No futebol, há sempre duas opções muito claras a escolher: ou você joga com a bola ou você joga sem a bola. Parece óbvio, não é? Mas é justamente a partir de uma decisão estratégica como essa que nascem as grandes histórias, os duelos lendários, as surpresas inimagináveis, os títulos improváveis, os tabus quebrados e as súbitas transformações de heróis em vilões, de vilões em heróis na história desse esporte.

A temporada 2015/2016 nos reservou todos esses ingredientes e mais um pouco com a campanha histórica do Leicester City – de candidato a virtual rebaixado a campeão inglês –, o vice-campeonato do Rostov na Rússia – por pouco não destronou o tradicional CSKA Moscou –, a inédita qualificação do modesto Arouca da liga portuguesa para uma competição continental, e as classificações emocionantes de seleções até então inexpressivas, como Albânia, Irlanda do Norte, País de Gales e Islândia, para o segundo torneio mais relevante entre países do mundo, a Eurocopa.

Seriam todas essas campanhas um mero fruto do acaso? Uma rara temporada entre dezenas de outras que mostrou ser somente um ponto fora da curva? Ou será possível traçar uma razão comum para o sucesso de todas elas? Seria, então, uma certa tendência incipiente que, por alguma conjunção de fatores, se perpetuará nos próximos anos?

O lateral-direito Phillip Lahm, capitão da seleção alemã no título mundial de 2014 e, há anos, a principal referência tática do Bayern de Munique, em depoimento concedido ao jornalista espanhol Martí Perernau, autor da biografia, Guardiola confidencial, sobre Josep Guardiola, um dos técnicos mais vitoriosos da história recente do esporte, explicou que há dois modos muito distintos de jogar futebol: um com a bola e um outro sem a bola. “Muitos adversários jogam muito fechados contra o Bayern e, de repente, armam um contra-ataque veloz. Não querem ficar muito com a bola, preferem ser defensivos. Acho que é uma diferença entre o futebol espanhol e o alemão, mas é um processo que um ensina ao outro”.

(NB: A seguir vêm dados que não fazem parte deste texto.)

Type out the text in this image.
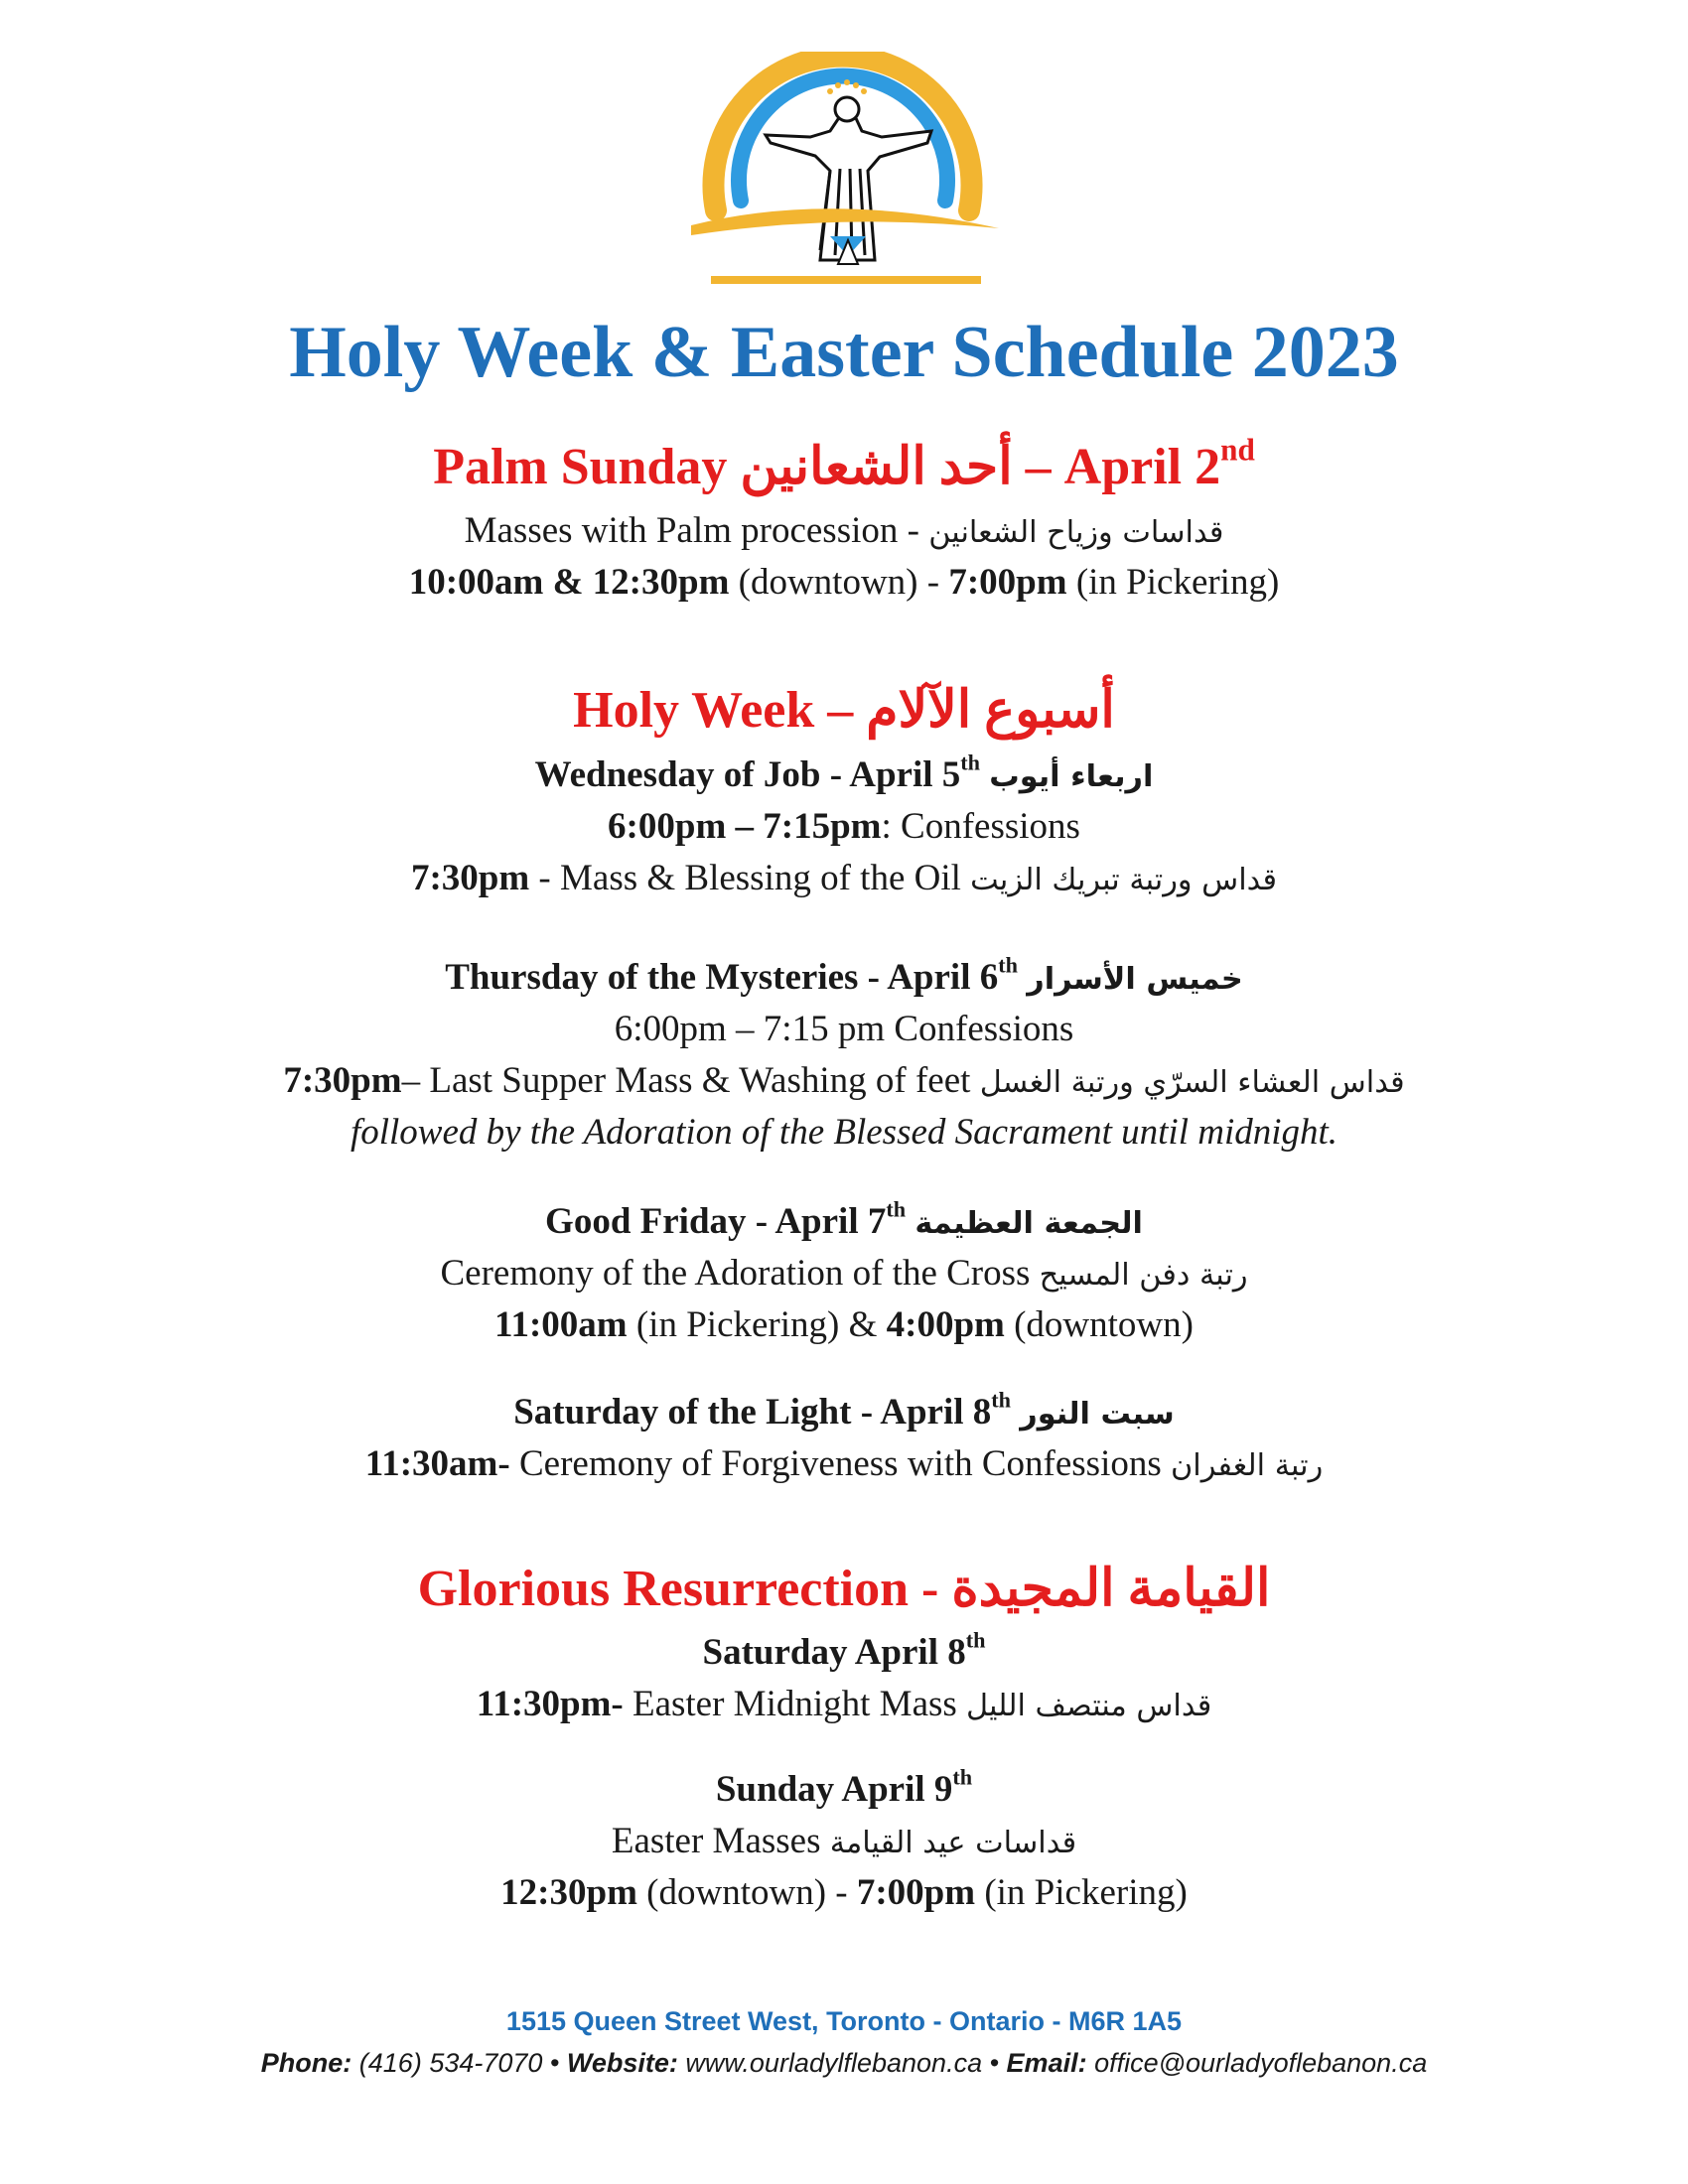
Holy Week & Easter Schedule 2023
Palm Sunday أحد الشعانين – April 2nd
Masses with Palm procession - قداسات وزياح الشعانين
10:00am & 12:30pm (downtown) - 7:00pm (in Pickering)
Holy Week – أسبوع الآلام
Wednesday of Job - April 5th اربعاء أيوب
6:00pm – 7:15pm: Confessions
7:30pm - Mass & Blessing of the Oil قداس ورتبة تبريك الزيت
Thursday of the Mysteries - April 6th خميس الأسرار
6:00pm – 7:15 pm Confessions
7:30pm– Last Supper Mass & Washing of feet قداس العشاء السرّي ورتبة الغسل
followed by the Adoration of the Blessed Sacrament until midnight.
Good Friday - April 7th الجمعة العظيمة
Ceremony of the Adoration of the Cross رتبة دفن المسيح
11:00am (in Pickering) & 4:00pm (downtown)
Saturday of the Light - April 8th سبت النور
11:30am- Ceremony of Forgiveness with Confessions رتبة الغفران
Glorious Resurrection - القيامة المجيدة
Saturday April 8th
11:30pm- Easter Midnight Mass قداس منتصف الليل
Sunday April 9th
Easter Masses قداسات عيد القيامة
12:30pm (downtown) - 7:00pm (in Pickering)
1515 Queen Street West, Toronto - Ontario - M6R 1A5
Phone: (416) 534-7070 • Website: www.ourladylflebanon.ca • Email: office@ourladyoflebanon.ca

MUNICH, GERMANY - AUGUST 05:  Press conference after the Audi Cup match between FC Bayern Muenchen and Real Madrid at Allianz Arena on August 5, 2015 in Munich, Germany.  (Photo by Lennart Preiss/Getty Images for Audi)
Guardiola, então técnico do Bayern de Munique, concede entrevista em 2015. Foto: Lennart Preiss / Getty Images for Audi.

Essa foi, inclusive, a tônica entre a rivalidade de Guardiola e Jurgen Klopp, então técnico do Borussia Dortmund, o rival mais competitivo do Bayern nos anos em que o espanhol esteve à frente da equipe bávara, entre 2013 e 2016. O primeiro optava por praticar um futebol ofensivo, buscando o tempo todo o gol através da intensidade na troca de posições, passes rápidos no meio de campo e uma marcação alta e agressiva com zagueiros e laterais técnicos, visando uma saída de bola refinada. Um estilo de jogo que, portanto, privilegia a bola nos pés para o controle de jogo.

Já Klopp, no Dortmund, e outros técnicos de ponta, como Carlos Ancelotti, Jose Mourinho e, posteriormente, Diego Simeone com seu emblemático grupo de colchoneros, precisaram, nas últimas temporadas, desenvolver um antídoto para frear a filosofia de jogo vencedora e hegemônica de Guardiola, e serem capazes de baterem de frente nas disputas de títulos nacionais e continentais. A estratégia encontrada por eles, como bem disse Lahm, é o jogo sem a bola. Eles passaram a adotar um estilo de contra-ataque, com jogadores que abdicam da posse de bola para se posicionarem de maneira ordenada e estratégica em campo, preenchendo todos os espaços possíveis, com auxílio de uma linha de marcação defensiva profunda, esperando o erro do adversário no ataque para ser letal na resposta com passes longos e a velocidade nas extremidades do campo.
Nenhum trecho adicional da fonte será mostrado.